Either way, Jane’s mother didn’t get to keep her promise – she never returned home. That night, Mrs Rowth was brutally murdered, and her body was discovered in the following days. The crime was never solved.
Nearly 300 years later, in the early 1990s, the historian Roger Ekirch walked through the arched entranceway to the Public Record Office in London – an imposing gothic building that housed the UK’s National Archives from 1838 until 2003. There, among the endless rows of ancient vellum papers and manuscripts, he found Jane’s testimony. And something about it struck him as odd.
Originally, Ekirch had been researching a book about the history of night-time, and at the time he had been looking through records that spanned the era between the early Middle Ages and the Industrial Revolution. He was dreading writing the chapter on sleep, thinking that it was not only a universal necessity – but a biological constant. He was sceptical that he’d find anything new.

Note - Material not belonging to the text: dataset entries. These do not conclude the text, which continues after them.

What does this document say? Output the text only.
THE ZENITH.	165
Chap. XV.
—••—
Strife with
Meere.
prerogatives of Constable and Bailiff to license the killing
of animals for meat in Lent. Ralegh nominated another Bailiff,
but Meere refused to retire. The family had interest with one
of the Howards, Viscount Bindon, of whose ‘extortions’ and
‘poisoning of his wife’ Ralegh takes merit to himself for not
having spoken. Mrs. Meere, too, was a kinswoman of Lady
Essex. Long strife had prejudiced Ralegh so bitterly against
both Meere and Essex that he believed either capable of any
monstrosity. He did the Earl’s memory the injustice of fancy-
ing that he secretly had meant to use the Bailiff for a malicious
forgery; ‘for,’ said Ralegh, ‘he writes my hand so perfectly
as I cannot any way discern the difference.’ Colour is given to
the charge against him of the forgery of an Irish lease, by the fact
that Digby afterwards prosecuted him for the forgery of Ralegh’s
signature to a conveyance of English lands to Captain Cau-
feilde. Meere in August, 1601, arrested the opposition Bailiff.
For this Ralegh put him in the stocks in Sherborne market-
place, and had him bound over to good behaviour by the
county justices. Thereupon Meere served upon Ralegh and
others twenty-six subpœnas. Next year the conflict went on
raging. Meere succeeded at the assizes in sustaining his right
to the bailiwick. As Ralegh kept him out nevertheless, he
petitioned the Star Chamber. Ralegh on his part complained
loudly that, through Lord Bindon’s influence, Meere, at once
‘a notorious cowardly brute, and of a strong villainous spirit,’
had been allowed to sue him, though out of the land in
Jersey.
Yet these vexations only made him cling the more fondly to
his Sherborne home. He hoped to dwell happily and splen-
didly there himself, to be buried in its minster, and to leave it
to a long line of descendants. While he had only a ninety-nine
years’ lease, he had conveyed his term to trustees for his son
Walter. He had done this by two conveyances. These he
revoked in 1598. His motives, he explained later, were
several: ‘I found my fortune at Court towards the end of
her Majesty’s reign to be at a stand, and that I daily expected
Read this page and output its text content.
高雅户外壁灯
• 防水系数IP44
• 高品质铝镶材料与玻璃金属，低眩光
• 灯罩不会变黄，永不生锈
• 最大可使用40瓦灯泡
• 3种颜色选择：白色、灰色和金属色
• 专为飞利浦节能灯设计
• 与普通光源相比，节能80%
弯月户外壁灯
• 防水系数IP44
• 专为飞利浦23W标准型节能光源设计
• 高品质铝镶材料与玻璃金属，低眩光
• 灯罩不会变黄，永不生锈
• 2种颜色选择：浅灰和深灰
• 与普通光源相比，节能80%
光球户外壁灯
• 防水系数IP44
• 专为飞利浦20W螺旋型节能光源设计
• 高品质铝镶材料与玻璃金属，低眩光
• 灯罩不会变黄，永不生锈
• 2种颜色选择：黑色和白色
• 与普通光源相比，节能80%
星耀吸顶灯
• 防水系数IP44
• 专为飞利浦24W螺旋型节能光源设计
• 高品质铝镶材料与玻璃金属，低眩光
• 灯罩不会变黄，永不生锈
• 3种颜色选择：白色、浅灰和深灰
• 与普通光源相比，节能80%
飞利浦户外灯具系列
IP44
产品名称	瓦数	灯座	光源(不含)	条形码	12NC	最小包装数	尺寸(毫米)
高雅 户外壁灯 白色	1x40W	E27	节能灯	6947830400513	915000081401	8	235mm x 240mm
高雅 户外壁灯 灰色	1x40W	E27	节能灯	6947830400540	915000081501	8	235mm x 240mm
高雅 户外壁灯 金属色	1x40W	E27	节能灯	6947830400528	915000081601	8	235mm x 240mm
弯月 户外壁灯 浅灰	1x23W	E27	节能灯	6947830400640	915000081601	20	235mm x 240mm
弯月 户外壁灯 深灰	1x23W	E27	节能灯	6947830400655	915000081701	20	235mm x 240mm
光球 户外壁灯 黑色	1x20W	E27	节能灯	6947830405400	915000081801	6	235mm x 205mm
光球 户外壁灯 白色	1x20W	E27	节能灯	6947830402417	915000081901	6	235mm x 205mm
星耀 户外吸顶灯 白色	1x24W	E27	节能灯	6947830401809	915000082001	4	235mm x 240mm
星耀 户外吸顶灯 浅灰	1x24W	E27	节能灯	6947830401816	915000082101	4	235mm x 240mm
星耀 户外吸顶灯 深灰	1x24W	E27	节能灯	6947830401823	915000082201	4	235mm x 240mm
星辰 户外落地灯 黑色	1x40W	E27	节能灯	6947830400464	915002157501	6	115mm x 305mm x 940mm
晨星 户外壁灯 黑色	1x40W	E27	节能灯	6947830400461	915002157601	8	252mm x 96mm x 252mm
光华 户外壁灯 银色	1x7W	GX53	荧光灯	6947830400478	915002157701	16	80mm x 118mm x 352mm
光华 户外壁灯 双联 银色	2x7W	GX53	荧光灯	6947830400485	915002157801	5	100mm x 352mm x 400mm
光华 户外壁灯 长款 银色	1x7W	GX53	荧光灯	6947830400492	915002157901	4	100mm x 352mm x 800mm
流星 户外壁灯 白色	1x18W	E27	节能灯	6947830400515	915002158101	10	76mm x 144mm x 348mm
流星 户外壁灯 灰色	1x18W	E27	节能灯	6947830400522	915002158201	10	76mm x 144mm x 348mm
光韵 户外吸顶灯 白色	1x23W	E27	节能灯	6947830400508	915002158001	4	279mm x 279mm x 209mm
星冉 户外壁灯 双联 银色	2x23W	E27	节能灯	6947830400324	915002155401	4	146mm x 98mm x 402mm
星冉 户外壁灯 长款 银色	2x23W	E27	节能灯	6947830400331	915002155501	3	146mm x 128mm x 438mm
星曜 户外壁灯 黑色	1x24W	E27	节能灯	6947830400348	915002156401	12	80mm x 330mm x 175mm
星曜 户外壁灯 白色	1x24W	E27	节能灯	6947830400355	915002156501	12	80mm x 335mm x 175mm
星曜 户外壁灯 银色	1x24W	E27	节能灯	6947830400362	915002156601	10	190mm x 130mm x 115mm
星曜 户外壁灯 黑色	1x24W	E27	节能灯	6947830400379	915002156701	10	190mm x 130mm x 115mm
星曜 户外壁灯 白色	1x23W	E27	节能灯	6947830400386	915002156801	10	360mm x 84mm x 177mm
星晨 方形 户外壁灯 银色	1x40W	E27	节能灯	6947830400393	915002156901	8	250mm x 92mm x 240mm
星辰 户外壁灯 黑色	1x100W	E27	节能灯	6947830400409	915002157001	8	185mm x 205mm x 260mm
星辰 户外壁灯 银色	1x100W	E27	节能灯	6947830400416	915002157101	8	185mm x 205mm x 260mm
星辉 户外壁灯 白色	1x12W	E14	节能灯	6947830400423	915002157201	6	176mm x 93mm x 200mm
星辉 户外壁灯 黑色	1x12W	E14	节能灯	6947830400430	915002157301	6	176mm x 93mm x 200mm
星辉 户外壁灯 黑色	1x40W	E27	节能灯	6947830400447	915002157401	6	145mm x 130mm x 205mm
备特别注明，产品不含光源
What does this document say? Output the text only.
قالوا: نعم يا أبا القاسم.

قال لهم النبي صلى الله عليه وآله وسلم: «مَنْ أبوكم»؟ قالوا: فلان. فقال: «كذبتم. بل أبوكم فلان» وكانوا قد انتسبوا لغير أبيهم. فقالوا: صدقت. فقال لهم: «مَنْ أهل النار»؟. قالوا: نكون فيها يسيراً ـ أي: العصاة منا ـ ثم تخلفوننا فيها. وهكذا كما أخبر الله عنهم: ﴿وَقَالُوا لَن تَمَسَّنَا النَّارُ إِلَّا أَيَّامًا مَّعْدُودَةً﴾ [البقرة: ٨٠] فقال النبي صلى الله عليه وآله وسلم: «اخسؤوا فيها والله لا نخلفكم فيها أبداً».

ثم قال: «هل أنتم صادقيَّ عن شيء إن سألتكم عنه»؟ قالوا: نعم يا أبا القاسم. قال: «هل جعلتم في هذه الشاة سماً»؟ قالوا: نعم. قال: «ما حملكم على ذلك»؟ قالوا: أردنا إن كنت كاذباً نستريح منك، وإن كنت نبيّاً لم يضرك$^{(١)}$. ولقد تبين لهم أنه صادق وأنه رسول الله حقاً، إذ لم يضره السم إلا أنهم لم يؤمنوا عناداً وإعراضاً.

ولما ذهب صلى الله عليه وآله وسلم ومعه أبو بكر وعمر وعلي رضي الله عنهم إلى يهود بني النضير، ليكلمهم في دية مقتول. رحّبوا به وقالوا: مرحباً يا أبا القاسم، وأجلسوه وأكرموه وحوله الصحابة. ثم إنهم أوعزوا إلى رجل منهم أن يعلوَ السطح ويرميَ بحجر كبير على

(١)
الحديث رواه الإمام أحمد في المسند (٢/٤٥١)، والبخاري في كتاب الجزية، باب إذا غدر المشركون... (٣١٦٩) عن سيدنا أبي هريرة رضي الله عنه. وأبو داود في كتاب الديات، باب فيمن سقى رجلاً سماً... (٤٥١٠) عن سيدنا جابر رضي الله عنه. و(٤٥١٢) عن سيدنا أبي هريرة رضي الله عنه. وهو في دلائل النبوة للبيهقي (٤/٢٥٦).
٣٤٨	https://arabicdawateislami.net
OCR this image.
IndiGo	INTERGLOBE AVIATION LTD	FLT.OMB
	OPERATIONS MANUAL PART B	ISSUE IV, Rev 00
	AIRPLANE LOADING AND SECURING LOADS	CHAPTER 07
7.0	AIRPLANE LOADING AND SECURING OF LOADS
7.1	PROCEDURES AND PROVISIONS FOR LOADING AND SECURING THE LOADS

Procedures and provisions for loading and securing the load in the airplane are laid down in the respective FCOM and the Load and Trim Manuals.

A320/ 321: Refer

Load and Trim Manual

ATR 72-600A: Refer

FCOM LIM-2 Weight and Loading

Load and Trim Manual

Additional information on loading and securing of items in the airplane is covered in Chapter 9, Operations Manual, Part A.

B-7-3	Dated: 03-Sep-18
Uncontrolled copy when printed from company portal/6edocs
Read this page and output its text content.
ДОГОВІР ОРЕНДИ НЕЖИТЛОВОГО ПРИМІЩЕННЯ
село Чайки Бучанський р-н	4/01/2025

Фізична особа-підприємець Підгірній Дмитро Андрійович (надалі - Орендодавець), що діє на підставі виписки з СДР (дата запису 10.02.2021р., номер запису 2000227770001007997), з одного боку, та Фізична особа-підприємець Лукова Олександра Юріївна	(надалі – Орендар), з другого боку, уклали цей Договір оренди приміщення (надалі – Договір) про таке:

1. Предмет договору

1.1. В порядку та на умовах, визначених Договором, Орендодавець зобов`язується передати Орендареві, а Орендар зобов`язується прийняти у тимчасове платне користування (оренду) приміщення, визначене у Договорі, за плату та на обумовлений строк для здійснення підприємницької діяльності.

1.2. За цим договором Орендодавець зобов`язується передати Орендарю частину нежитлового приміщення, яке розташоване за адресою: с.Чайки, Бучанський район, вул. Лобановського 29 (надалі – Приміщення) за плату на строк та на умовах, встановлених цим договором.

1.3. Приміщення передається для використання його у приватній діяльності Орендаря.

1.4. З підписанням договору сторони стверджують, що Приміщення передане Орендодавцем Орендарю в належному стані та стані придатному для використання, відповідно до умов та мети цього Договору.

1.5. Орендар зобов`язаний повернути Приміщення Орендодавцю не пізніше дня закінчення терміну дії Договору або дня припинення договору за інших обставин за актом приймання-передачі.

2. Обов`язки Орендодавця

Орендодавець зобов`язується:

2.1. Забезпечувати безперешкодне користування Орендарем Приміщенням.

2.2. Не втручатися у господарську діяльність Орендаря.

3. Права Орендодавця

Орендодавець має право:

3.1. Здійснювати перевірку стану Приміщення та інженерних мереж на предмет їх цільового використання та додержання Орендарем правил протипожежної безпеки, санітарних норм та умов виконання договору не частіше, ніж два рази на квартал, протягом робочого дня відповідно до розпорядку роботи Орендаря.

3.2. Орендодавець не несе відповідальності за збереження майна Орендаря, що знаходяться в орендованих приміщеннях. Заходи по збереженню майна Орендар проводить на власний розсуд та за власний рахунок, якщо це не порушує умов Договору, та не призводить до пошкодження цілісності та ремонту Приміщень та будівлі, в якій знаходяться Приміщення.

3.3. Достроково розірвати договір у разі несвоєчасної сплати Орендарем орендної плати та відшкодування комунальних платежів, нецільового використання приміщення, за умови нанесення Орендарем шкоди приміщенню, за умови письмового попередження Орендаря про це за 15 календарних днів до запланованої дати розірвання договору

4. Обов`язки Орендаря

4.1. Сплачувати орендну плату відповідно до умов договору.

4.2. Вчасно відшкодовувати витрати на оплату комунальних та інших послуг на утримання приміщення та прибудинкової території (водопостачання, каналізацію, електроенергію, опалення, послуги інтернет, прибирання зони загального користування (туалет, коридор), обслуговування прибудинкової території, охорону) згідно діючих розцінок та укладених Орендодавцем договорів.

So far, he had found court depositions particularly illuminating. “They’re a wonderful source for social historians,” says Ekirch, a professor at Virginia Tech, US. “They comment upon activity that’s oftentimes unrelated to the crime itself.”
But as he read through Jane’s criminal deposition, two words seemed to carry an echo of a particularly tantalising detail of life in the 17th Century, which he had never encountered before – “first sleep”.
“I can cite the original document almost verbatim,” says Ekirch, whose exhilaration at his discovery is palpable even decades later.
In her testimony, Jane describes how just before the men arrived at their home, she and her mother had arisen from their first sleep of the evening. There was no further explanation – the interrupted sleep was just stated matter-of-factly, as if it were entirely unremarkable. “She referred to it as though it was utterly normal,” says Ekirch.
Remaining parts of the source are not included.